Cost Effectiveness of the Third-Generation Tyrosine Kinase Inhibitor (TKI) Ponatinib, vs. Second-Generation TKIs or Stem Cell Transplant, as Third-Line Treatment for Chronic-Phase Chronic Myeloid Leukemia
Background and Objectives
Third-line treatment options for patients with chronic-phase chronic myeloid leukemia include tyrosine kinase inhibitors and allogeneic hematopoietic stem cell transplantation (alloHSCT). The objective of this study was to develop a Markov model with a lifetime time horizon to assess the cost effectiveness of ponatinib for third-line chronic-phase chronic myeloid leukemia vs. second-generation tyrosine kinase inhibitors (dasatinib, nilotinib, bosutinib) or alloHSCT from the public healthcare system perspective in Germany, Sweden, and Canada.
Clinical outcomes were derived from the literature, and from patient-level data (phase II PACE trial) for ponatinib. Resource use included drugs, alloHSCT, monitoring and follow-up, adverse events, and end-of-life care; costs were based on national tariffs. Quality-adjusted life-years (QALYs) were calculated using chronic myeloid leukemia health-state utilities from an international time–trade-off study. Costs and benefits were discounted at 3% per annum for Germany and Sweden, and 5% for Canada.
Ponatinib yielded more discounted QALYs than any second-generation tyrosine kinase inhibitor/alloHSCT in all three countries, mainly owing to better response rates and longer durations of response. Incremental cost-effectiveness ratios for ponatinib vs. second-generation tyrosine kinase inhibitors were US$21,543–37,755/QALY in Germany, $24,018–38,227/QALY in Sweden, and $43,001–58,515/QALY in Canada. Ponatinib was dominant over alloHSCT in Germany, while incremental cost-effectiveness ratios for ponatinib vs. alloHSCT in Sweden and Canada were $715/QALY and $31,534/QALY, respectively.
Ponatinib may improve outcomes (mainly because of higher response rates and longer response durations) at an acceptable cost level compared with other third-line treatment options for chronic-phase chronic myeloid leukemia in Germany, Sweden, and Canada; however, the lack of an indirect comparison is a limitation of our study.
The development of the models was supported by ARIAD Pharmaceuticals, Inc., a wholly owned subsidiary of Takeda Pharmaceutical Company Limited, through a consulting contract with SIHS SRL, a company owned and directed by Sergio Iannazzo. The authors gratefully acknowledge the help of Thomas Neumann with estimating costs of alloHSCT and post-transplantation follow-up in Germany. Editorial assistance in the preparation of this manuscript was provided by W. Mark Roberts, PhD, Montreal, Canada, through a contract with Internal Market Access Consulting GmbH, and by Abigail Marmont, PhD, CMPP of Evidence Scientific Solutions, Inc. (Philadelphia, PA, USA), and was funded by Millennium Pharmaceuticals, Inc., a wholly owned subsidiary of Takeda Pharmaceutical Company Limited.
CH, SI, SC, and LJM contributed to the study conception, study design, and data analysis. PC, LS, and TD contributed to the study design. JHL contributed to the data analysis. All authors contributed to the drafting/revision of the manuscript and approved the final version.

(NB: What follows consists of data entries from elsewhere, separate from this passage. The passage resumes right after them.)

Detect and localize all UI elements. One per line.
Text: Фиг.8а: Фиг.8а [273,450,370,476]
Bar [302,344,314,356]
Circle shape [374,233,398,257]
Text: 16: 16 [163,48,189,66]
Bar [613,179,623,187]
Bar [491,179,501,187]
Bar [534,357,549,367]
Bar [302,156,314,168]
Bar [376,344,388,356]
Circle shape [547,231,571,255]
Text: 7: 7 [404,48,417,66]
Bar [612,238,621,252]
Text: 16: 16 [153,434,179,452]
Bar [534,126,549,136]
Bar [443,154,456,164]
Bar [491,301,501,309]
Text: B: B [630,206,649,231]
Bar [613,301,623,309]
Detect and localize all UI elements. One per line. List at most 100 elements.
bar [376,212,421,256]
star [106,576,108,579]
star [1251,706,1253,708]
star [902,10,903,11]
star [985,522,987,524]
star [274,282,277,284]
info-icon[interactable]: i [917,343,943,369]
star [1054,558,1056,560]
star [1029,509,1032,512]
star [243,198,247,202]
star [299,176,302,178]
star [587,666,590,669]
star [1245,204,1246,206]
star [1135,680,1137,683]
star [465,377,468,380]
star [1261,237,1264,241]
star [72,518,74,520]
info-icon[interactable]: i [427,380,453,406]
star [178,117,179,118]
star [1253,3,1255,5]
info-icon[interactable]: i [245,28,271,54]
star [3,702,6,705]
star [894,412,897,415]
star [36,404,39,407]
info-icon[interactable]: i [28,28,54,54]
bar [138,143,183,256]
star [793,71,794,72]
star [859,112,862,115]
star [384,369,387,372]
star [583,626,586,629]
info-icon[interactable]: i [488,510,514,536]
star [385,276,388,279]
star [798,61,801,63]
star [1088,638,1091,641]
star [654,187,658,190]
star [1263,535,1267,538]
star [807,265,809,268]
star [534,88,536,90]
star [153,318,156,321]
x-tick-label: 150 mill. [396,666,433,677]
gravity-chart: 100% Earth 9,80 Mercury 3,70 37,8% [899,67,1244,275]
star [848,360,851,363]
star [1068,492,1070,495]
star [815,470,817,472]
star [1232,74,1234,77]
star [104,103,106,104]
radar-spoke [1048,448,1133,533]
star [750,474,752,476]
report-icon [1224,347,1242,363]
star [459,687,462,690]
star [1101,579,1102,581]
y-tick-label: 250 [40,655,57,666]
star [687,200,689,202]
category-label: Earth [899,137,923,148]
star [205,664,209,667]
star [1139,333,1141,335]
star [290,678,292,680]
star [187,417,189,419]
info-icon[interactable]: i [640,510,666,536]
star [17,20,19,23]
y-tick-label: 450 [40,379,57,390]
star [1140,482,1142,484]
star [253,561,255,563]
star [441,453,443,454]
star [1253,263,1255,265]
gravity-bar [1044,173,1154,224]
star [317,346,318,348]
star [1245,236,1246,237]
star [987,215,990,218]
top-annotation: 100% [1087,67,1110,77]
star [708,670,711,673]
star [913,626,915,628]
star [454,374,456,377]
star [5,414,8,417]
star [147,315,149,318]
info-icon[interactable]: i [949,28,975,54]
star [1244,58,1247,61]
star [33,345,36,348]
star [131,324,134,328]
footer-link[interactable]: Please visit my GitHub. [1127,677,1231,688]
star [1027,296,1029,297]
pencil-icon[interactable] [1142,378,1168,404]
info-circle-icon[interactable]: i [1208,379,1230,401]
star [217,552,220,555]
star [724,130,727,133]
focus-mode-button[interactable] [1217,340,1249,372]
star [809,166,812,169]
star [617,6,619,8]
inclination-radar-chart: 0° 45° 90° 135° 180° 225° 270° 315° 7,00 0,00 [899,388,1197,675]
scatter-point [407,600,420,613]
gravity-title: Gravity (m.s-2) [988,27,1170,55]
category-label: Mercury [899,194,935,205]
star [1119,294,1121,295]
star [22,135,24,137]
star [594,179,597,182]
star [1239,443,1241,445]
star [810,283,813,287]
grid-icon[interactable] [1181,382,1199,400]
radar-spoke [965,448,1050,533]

Compliance with Ethical Standards
This study was sponsored by ARIAD Pharmaceuticals, Inc., a wholly owned subsidiary of Takeda Pharmaceutical Company Limited. Open access for this manuscript was sponsored by Millennium Pharmaceuticals, Inc., a wholly owned subsidiary of Takeda Pharmaceutical Company Limited.
Conflict of interest
Carsten Hirt has received honoraria for speaking at symposia, financial support for attending symposia, and research support from Novartis. Sergio Iannazzo has received consulting fees and research support from ARIAD Pharmaceuticals, Inc., and Incyte Biosciences Sàrl. Silvia Chiroli was an employee of Incyte when this research was conducted. Lisa J. McGarry was an employee of ARIAD when this research was conducted, and holds stocks/options in ARIAD. Philipp le Coutre has received advisory board fees and honoraria for speaking at symposia from ARIAD, Novartis, BMS, Pfizer, and Incyte, and financial support for educational programs from Novartis and BMS. Leif Stenke and Torsten Dahlén have no conflicts of interest that are directly relevant to the content of this article. Jeffrey H. Lipton has received consulting and advisory board fees and research support from ARIAD, Novartis, BMS, and Pfizer, as well as honoraria for speaking at symposia and financial support for educational programs from Novartis, BMS, and Pfizer.
Patient-level data used in this study were derived from the PACE clinical trial. PACE was approved by local ethics committees and was conducted in accordance with the Declaration of Helsinki and the International Council for Harmonization guidelines for good clinical practice. All patients provided written informed consent.
All data generated or analyzed during this study are included in this published article.